Lazy vs Preloaded Connections

By default the starter opens zero database sockets at boot. That is correct for most apps — connections get built on first use, only for the databases actually touched by the current request or CLI command.

To fail-fast at boot (e.g. in production, on a specific primary DB), add names to preload:

// config/database.js
export default {
  default: "mysql",
  preload: ["mysql"],                 // warm the primary at boot
  connections: { /* ... */ },
};

Or via environment variable:

DB_PRELOAD=mysql,analytics node server.js

Multi-connection apps behave the same way: each named connection is opened independently on first use, or eagerly when listed in preload.

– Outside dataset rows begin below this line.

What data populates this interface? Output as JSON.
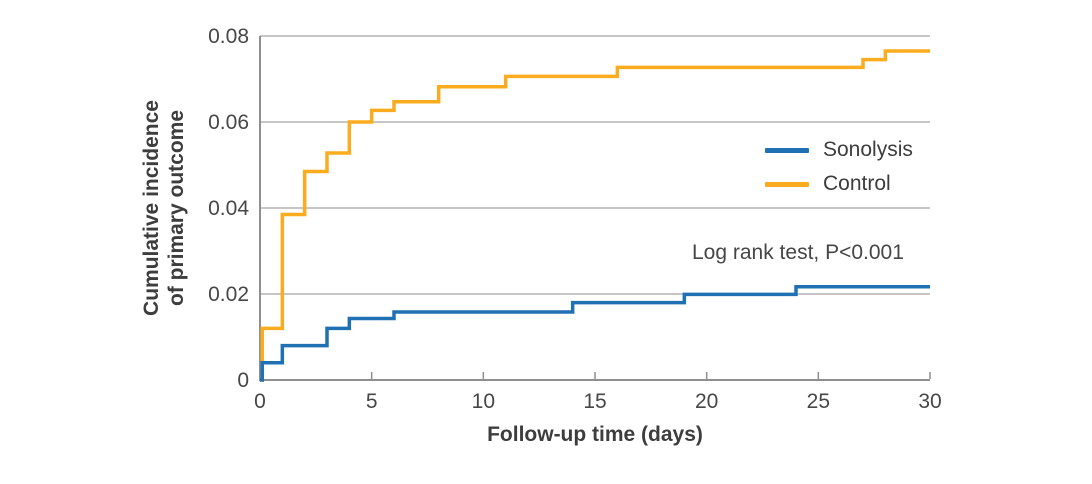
{
  "colors": {
    "sonolysis": "#2070b4",
    "control": "#fbac1e",
    "gridline": "#b4b4b4",
    "axis": "#8f8f8f",
    "tick_text": "#474747",
    "label_text": "#3d3d3d"
  },
  "chart_data": {
    "type": "line",
    "subtype": "step",
    "title": "",
    "xlabel": "Follow-up time (days)",
    "ylabel_lines": [
      "Cumulative incidence",
      "of primary outcome"
    ],
    "annotation": "Log rank test, P<0.001",
    "xlim": [
      0,
      30
    ],
    "ylim": [
      0,
      0.08
    ],
    "x_ticks": [
      0,
      5,
      10,
      15,
      20,
      25,
      30
    ],
    "x_tick_labels": [
      "0",
      "5",
      "10",
      "15",
      "20",
      "25",
      "30"
    ],
    "y_ticks": [
      0,
      0.02,
      0.04,
      0.06,
      0.08
    ],
    "y_tick_labels": [
      "0",
      "0.02",
      "0.04",
      "0.06",
      "0.08"
    ],
    "grid": "horizontal gridlines at each y tick",
    "legend_position": "right-middle",
    "series": [
      {
        "name": "Sonolysis",
        "color": "#2070b4",
        "points": [
          [
            0,
            0
          ],
          [
            0.1,
            0.004
          ],
          [
            1,
            0.008
          ],
          [
            3,
            0.012
          ],
          [
            4,
            0.0143
          ],
          [
            6,
            0.0158
          ],
          [
            14,
            0.018
          ],
          [
            19,
            0.0199
          ],
          [
            24,
            0.0217
          ],
          [
            30,
            0.0217
          ]
        ]
      },
      {
        "name": "Control",
        "color": "#fbac1e",
        "points": [
          [
            0,
            0
          ],
          [
            0.1,
            0.012
          ],
          [
            1,
            0.0385
          ],
          [
            2,
            0.0485
          ],
          [
            3,
            0.0528
          ],
          [
            4,
            0.06
          ],
          [
            5,
            0.0627
          ],
          [
            6,
            0.0647
          ],
          [
            8,
            0.0682
          ],
          [
            11,
            0.0706
          ],
          [
            16,
            0.0727
          ],
          [
            27,
            0.0745
          ],
          [
            28,
            0.0765
          ],
          [
            30,
            0.0765
          ]
        ]
      }
    ]
  }
}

class AuditLog extends BaseModel {
  static table = "audit_logs";
  static connection = "analytics";    // opened on first AuditLog query
}

SQLite For Tests

The starter treats in-memory SQLite as a first-class test runtime. When DB_CONNECTION=sqlite and the configured storage is :memory:, add sqlite to preload so the connection opens at boot — migrations are auto-run against in-memory SQLite during preload so tests can execute without an external database service.

// config/database.js (test env)
export default {
  default: "sqlite",
  preload: ["sqlite"],
  connections: {
    sqlite: { storage: ":memory:", dialect: "sqlite" },
  },
};

Database Commands

npm run artisan -- migrate
npm run artisan -- migrate --seed
npm run artisan -- migrate:rollback --step=1
npm run artisan -- migrate:fresh --seed
npm run artisan -- migrate:refresh --seed
npm run artisan -- migrate:status
npm run artisan -- db:seed
npm run artisan -- db:seed --seeder=UserSeeder

These commands now read the configured connections and migration plan. They do not take runtime --connection flags the way the older docs described.